Trainers note: Print this example on newsprint ahead of time and refer to it at this point in the presentation. In large letters on the next sheet, print the words, WHAT DO YOU WANT? On the next page, print the word HOW? On the page after that, print the word OBSTACLES. Turn to these pages at the appropriate point in the following presentation.

In approaching this task, focus your thinking on one simple question (in relation to their environmental area of concern): What do you want? In the search for an answer to the question, avoid thinking about how to get it. This kind of thinking causes confusion. If you try to find the way to get somewhere before you know where you want to go, you can expect confusion to accompany the journey.

Shifting the focus from what you want to how [see note] it can be achieved also leads to doubts about whether or not the vision is achievable at all. Once doubt surfaces, it is quickly reinforced by others who say: "be practical; be more realistic; consider the magnitude of what you're up against." Public officials who are preoccupied with the how quickly lose sight of the why and can be readily persuaded to abandon the quest for sustainability.

Confusion also results when you qualify what you want by becoming preoccupied with the obstacles [see note] that stand in the way (concerns about financing, political feasibility, technological capacity). Instead of a description of what you really want, your vision gets blurred and is reduced to the best you can hope for under the circumstances." This is a good way to repeat history; but, it's a poor way to bring something new into existence.

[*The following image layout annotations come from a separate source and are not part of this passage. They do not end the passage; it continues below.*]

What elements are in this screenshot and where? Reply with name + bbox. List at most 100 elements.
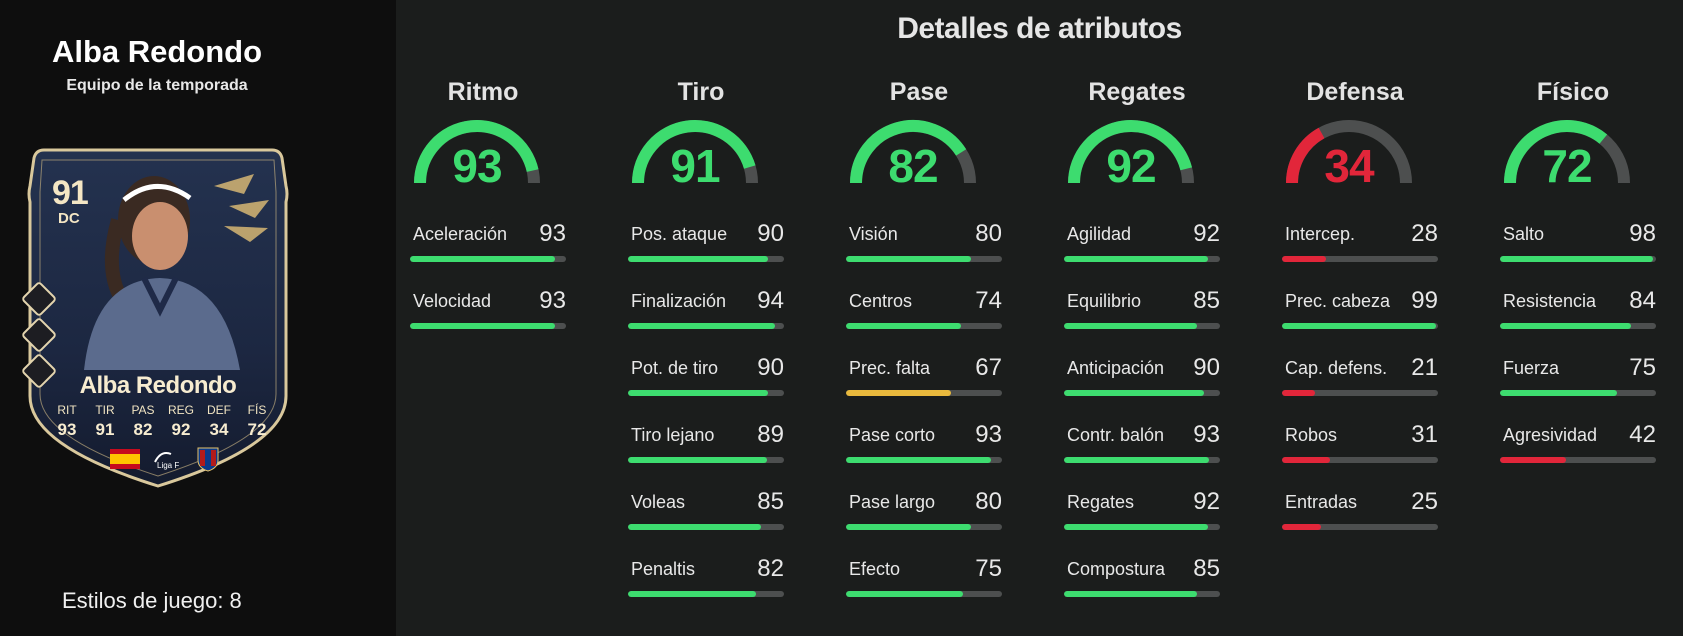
stat-value: 85 xyxy=(1193,555,1220,582)
stat-label: Visión xyxy=(849,224,898,244)
stat-bar-fill xyxy=(628,591,756,597)
card-player-name: Alba Redondo xyxy=(79,372,237,399)
stat-row-pot-de-tiro: Pot. de tiro 90 xyxy=(628,354,784,425)
stat-bar-fill xyxy=(1064,457,1210,463)
stat-label: Efecto xyxy=(849,559,901,579)
stat-row-intercep: Intercep. 28 xyxy=(1282,220,1438,291)
stat-row-salto: Salto 98 xyxy=(1500,220,1656,291)
stat-row-contr-balon: Contr. balón 93 xyxy=(1064,421,1220,492)
stat-value: 94 xyxy=(757,287,784,314)
stat-bar-fill xyxy=(1282,323,1437,329)
category-gauge: 93 xyxy=(412,117,542,192)
stat-value: 93 xyxy=(539,220,566,247)
card-stat-value: 92 xyxy=(171,420,191,439)
stat-bar xyxy=(1500,457,1656,463)
stat-row-pos-ataque: Pos. ataque 90 xyxy=(628,220,784,291)
stat-bar-fill xyxy=(846,323,962,329)
stat-list: Pos. ataque 90 Finalización 94 Pot. de tiro 9… xyxy=(628,220,784,626)
stat-label: Centros xyxy=(849,291,913,311)
stat-bar xyxy=(628,591,784,597)
stat-row-finalizacion: Finalización 94 xyxy=(628,287,784,358)
stat-value: 67 xyxy=(975,354,1002,381)
stat-row-compostura: Compostura 85 xyxy=(1064,555,1220,626)
stat-label: Agresividad xyxy=(1503,425,1598,445)
category-regates: Regates 92 Agilidad 92 Equilibrio 85 Anticipac… xyxy=(1052,78,1222,597)
gauge-fill xyxy=(632,120,756,184)
stat-row-vision: Visión 80 xyxy=(846,220,1002,291)
stat-row-voleas: Voleas 85 xyxy=(628,488,784,559)
category-gauge: 72 xyxy=(1502,117,1632,192)
category-defensa: Defensa 34 Intercep. 28 Prec. cabeza 99 Cap. d… xyxy=(1270,78,1440,530)
stat-value: 42 xyxy=(1629,421,1656,448)
card-stat-label: TIR xyxy=(95,403,115,417)
stat-row-equilibrio: Equilibrio 85 xyxy=(1064,287,1220,358)
stat-row-velocidad: Velocidad 93 xyxy=(410,287,566,358)
stat-label: Resistencia xyxy=(1503,291,1597,311)
stat-list: Aceleración 93 Velocidad 93 xyxy=(410,220,566,358)
stat-bar xyxy=(1500,323,1656,329)
stat-row-pase-corto: Pase corto 93 xyxy=(846,421,1002,492)
stat-bar xyxy=(628,457,784,463)
stat-bar-fill xyxy=(846,256,971,262)
gauge-value: 72 xyxy=(1542,140,1592,192)
stat-list: Salto 98 Resistencia 84 Fuerza 75 Agresividad 4… xyxy=(1500,220,1656,492)
stat-bar xyxy=(1500,390,1656,396)
card-stat-label: RIT xyxy=(57,403,77,417)
stat-label: Tiro lejano xyxy=(631,425,715,445)
stat-label: Salto xyxy=(1503,224,1545,244)
card-stat: REG 92 xyxy=(162,403,200,440)
stat-row-pase-largo: Pase largo 80 xyxy=(846,488,1002,559)
stat-row-anticipacion: Anticipación 90 xyxy=(1064,354,1220,425)
playstyle-icon xyxy=(20,316,58,354)
playstyles-number: 8 xyxy=(229,588,242,613)
stat-bar xyxy=(846,591,1002,597)
stat-list: Agilidad 92 Equilibrio 85 Anticipación 90 Cont… xyxy=(1064,220,1220,626)
stat-row-centros: Centros 74 xyxy=(846,287,1002,358)
category-tiro: Tiro 91 Pos. ataque 90 Finalización 94 Pot. de… xyxy=(616,78,786,597)
stat-value: 93 xyxy=(1193,421,1220,448)
stat-value: 92 xyxy=(1193,220,1220,247)
gauge-fill xyxy=(1286,127,1325,184)
stat-row-agresividad: Agresividad 42 xyxy=(1500,421,1656,492)
stat-label: Prec. cabeza xyxy=(1285,291,1391,311)
stat-row-efecto: Efecto 75 xyxy=(846,555,1002,626)
stat-label: Pase largo xyxy=(849,492,936,512)
stat-value: 25 xyxy=(1411,488,1438,515)
stat-bar-fill xyxy=(1064,591,1197,597)
stat-bar xyxy=(1064,457,1220,463)
stat-label: Agilidad xyxy=(1067,224,1132,244)
stat-bar xyxy=(1064,524,1220,530)
stat-label: Anticipación xyxy=(1067,358,1165,378)
player-photo xyxy=(84,176,240,370)
stat-bar-fill xyxy=(1500,457,1566,463)
stat-label: Voleas xyxy=(631,492,686,512)
card-badges: Liga F xyxy=(110,446,220,472)
playstyle-icon xyxy=(20,280,58,318)
stat-bar-fill xyxy=(1064,323,1197,329)
stat-bar xyxy=(410,256,566,262)
stat-label: Penaltis xyxy=(631,559,696,579)
stat-row-entradas: Entradas 25 xyxy=(1282,488,1438,559)
category-gauge: 92 xyxy=(1066,117,1196,192)
stat-value: 84 xyxy=(1629,287,1656,314)
stat-bar xyxy=(846,323,1002,329)
stat-value: 75 xyxy=(975,555,1002,582)
stat-bar xyxy=(1064,323,1220,329)
stat-value: 93 xyxy=(975,421,1002,448)
liga-f-text: Liga F xyxy=(157,461,179,470)
category-title: Ritmo xyxy=(447,78,519,106)
card-stat: RIT 93 xyxy=(48,403,86,440)
stat-label: Pot. de tiro xyxy=(631,358,719,378)
stat-bar-fill xyxy=(628,323,775,329)
stat-label: Pos. ataque xyxy=(631,224,728,244)
card-stat-value: 93 xyxy=(57,420,77,439)
player-card[interactable]: 91 DC Alba Redondo RIT 93 TIR 91 PAS 82 REG… xyxy=(20,146,292,490)
stat-row-agilidad: Agilidad 92 xyxy=(1064,220,1220,291)
stat-bar xyxy=(1500,256,1656,262)
stat-bar-fill xyxy=(846,390,951,396)
gauge-value: 82 xyxy=(888,140,938,192)
stat-value: 99 xyxy=(1411,287,1438,314)
stat-label: Entradas xyxy=(1285,492,1358,512)
stat-row-tiro-lejano: Tiro lejano 89 xyxy=(628,421,784,492)
stat-bar xyxy=(846,256,1002,262)
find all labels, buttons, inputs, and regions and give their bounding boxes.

Keep in mind that for every urban place that has been stopped in achieving its environmental vision because of difficult circumstances, there is an urban place somewhere in the world with similar circumstances that has achieved and even exceeded its vision. Knowledge that there are "benchmark" places in the world can encourage the search for environmental visions that do not depend for their achievement on current policies, practices, and technologies. This is known as an exercise in creative thinking, an indispensable tool of all visionaries and planners.

Review:

A vision of sustainability is a "snapshot" of the future we want to bring into existence for ourselves and for our children. More accurately, a vision of sustainability is a composite of snapshots, each focusing on a category of future environmentally-related events?social, economic, political, technological?that together create an ideal picture of how things will and must be. Creating and holding to a vision takes persistence, commitment and hard work. Potent forces within a council or outside can destroy or distort the vision. Staying on track means not becoming preoccupied with how to achieve the vision before becoming committed to why, and not becoming overwhelmed by the obstacles that always confront any significant effort by responsible officials to change things for the better.